06:42 <_whitenotifier-1> [scopehal-apps] azonenberg 9f5f998 - Initial serialization work on trigger groups (and manage instruments dialog). Fixes #607.

06:42 <_whitenotifier-1> [scopehal-apps] azonenberg closed issue #607: Serialization support for trigger groups - https://github.com/glscopeclient/scopehal-apps/issues/607

07:40 bvernoux has joined #scopehal

08:26 bvernoux has quit [Read error: Connection reset by peer]

14:11 sgstair has quit [Server closed connection]

14:11 sgstair has joined #scopehal

19:52 bvernoux has joined #scopehal

20:09 <d1b2> <246tnt> I just switched my RX570 for a RX6600 and now I can run ngscopehal without kernel panic 😁

20:10 <d1b2> <246tnt> Also doesn't crash when zooming out 🤔

20:15 <t4nk_freenode> hey, @246tnt ... I had the same thing with my rx580 last time I tried, haven't dared trying again since, since I like to keep my machine alive ;)

20:16 <t4nk_freenode> I was just about to ask how things were in this regard, but apparently the issues still exist

20:16 <d1b2> <246tnt> Yeah, me too, I tried a couple of times with that card, but didn't try to debug it much.

20:17 <t4nk_freenode> how's that rx6600 for you? is it much better than the rx570?

20:17 <d1b2> <246tnt> To be fair, I had fairly old distro ( 20.04 ) so kernel ( drm ) and mesa ( radv vulkan driver ) werent very fresh so maybe it would work with more recent ones but ...

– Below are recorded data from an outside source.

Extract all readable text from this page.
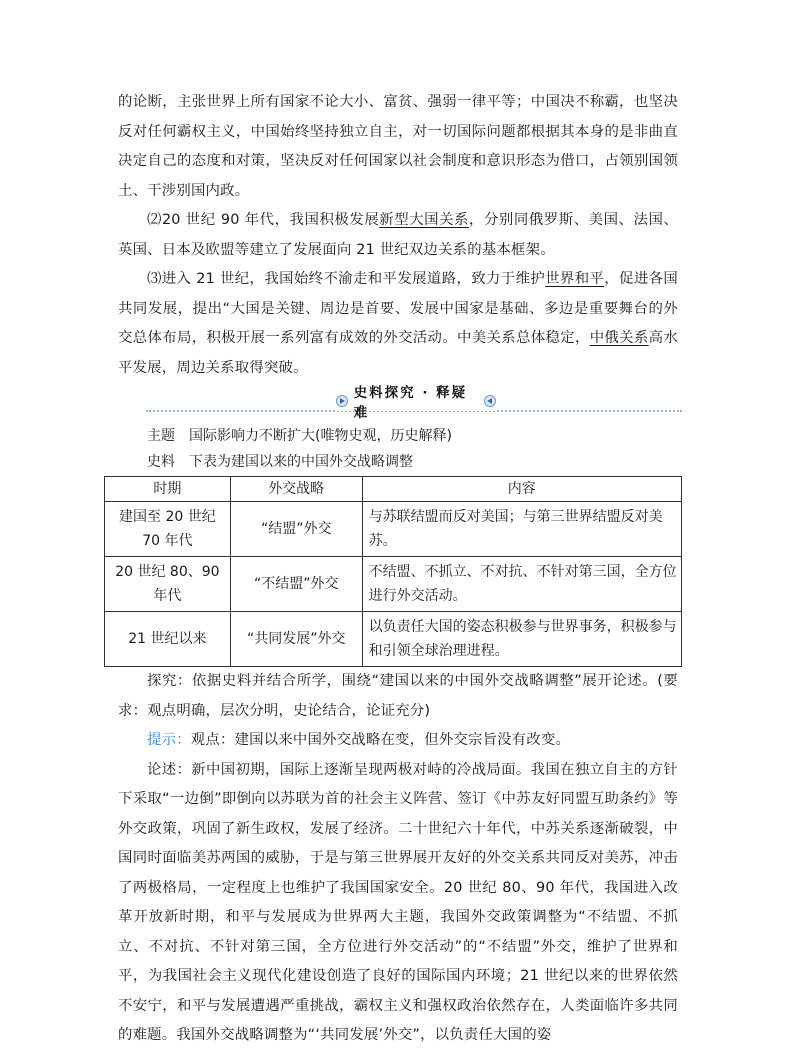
的论断，主张世界上所有国家不论大小、富贫、强弱一律平等；中国决不称霸，也坚决反对任何霸权主义，中国始终坚持独立自主，对一切国际问题都根据其本身的是非曲直决定自己的态度和对策，坚决反对任何国家以社会制度和意识形态为借口，占领别国领土、干涉别国内政。

⑵20 世纪 90 年代，我国积极发展新型大国关系，分别同俄罗斯、美国、法国、英国、日本及欧盟等建立了发展面向 21 世纪双边关系的基本框架。

⑶进入 21 世纪，我国始终不渝走和平发展道路，致力于维护世界和平，促进各国共同发展，提出“大国是关键、周边是首要、发展中国家是基础、多边是重要舞台的外交总体布局，积极开展一系列富有成效的外交活动。中美关系总体稳定，中俄关系高水平发展，周边关系取得突破。

史料探究 · 释疑难

主题　国际影响力不断扩大(唯物史观，历史解释)

史料　下表为建国以来的中国外交战略调整

时期	外交战略	内容
建国至 20 世纪 70 年代	“结盟”外交	与苏联结盟而反对美国；与第三世界结盟反对美苏。
20 世纪 80、90 年代	“不结盟”外交	不结盟、不抓立、不对抗、不针对第三国，全方位进行外交活动。
21 世纪以来	“共同发展”外交	以负责任大国的姿态积极参与世界事务，积极参与和引领全球治理进程。

探究：依据史料并结合所学，围绕“建国以来的中国外交战略调整”展开论述。(要求：观点明确，层次分明，史论结合，论证充分)

提示：观点：建国以来中国外交战略在变，但外交宗旨没有改变。

论述：新中国初期，国际上逐渐呈现两极对峙的冷战局面。我国在独立自主的方针下采取“一边倒”即倒向以苏联为首的社会主义阵营、签订《中苏友好同盟互助条约》等外交政策，巩固了新生政权，发展了经济。二十世纪六十年代，中苏关系逐渐破裂，中国同时面临美苏两国的威胁，于是与第三世界展开友好的外交关系共同反对美苏，冲击了两极格局，一定程度上也维护了我国国家安全。20 世纪 80、90 年代，我国进入改革开放新时期，和平与发展成为世界两大主题，我国外交政策调整为“不结盟、不抓立、不对抗、不针对第三国，全方位进行外交活动”的“不结盟”外交，维护了世界和平，为我国社会主义现代化建设创造了良好的国际国内环境；21 世纪以来的世界依然不安宁，和平与发展遭遇严重挑战，霸权主义和强权政治依然存在，人类面临许多共同的难题。我国外交战略调整为“‘共同发展’外交”，以负责任大国的姿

20:18 <t4nk_freenode> no man, I'm using gentoo with the latest of everything and I had the same

20:18 <d1b2> <246tnt> I literally put it in the PC like 3h ago and just finished upgrading the OS a bit so that I can actually use it, so don't have much impression yet 😅

20:18 <azonenberg> well we also fixed a bunch of bugs around AMD stuff recently

20:18 <d1b2> <david.rysk> userspace shouldn't be causing panics

20:19 <d1b2> <david.rysk> I feel like upstream would be interested in that

20:19 <d1b2> <246tnt> Well, I couldn't report anything because with versions I was running all that upstream would say is "update" and then report 😅

20:19 <d1b2> <david.rysk> there are PPAs available with updated versions for ubuntu, I'm pretty sure

20:39 <d1b2> <246tnt> yeah, most didn't go back to 18.04 even the kernel was a problem to update because of libc deps. Believe me, before I upgraded to 20.04 I tried some option to avoid that because I didn't have enough disk space for the update so I had to move to another drive which was a pain ...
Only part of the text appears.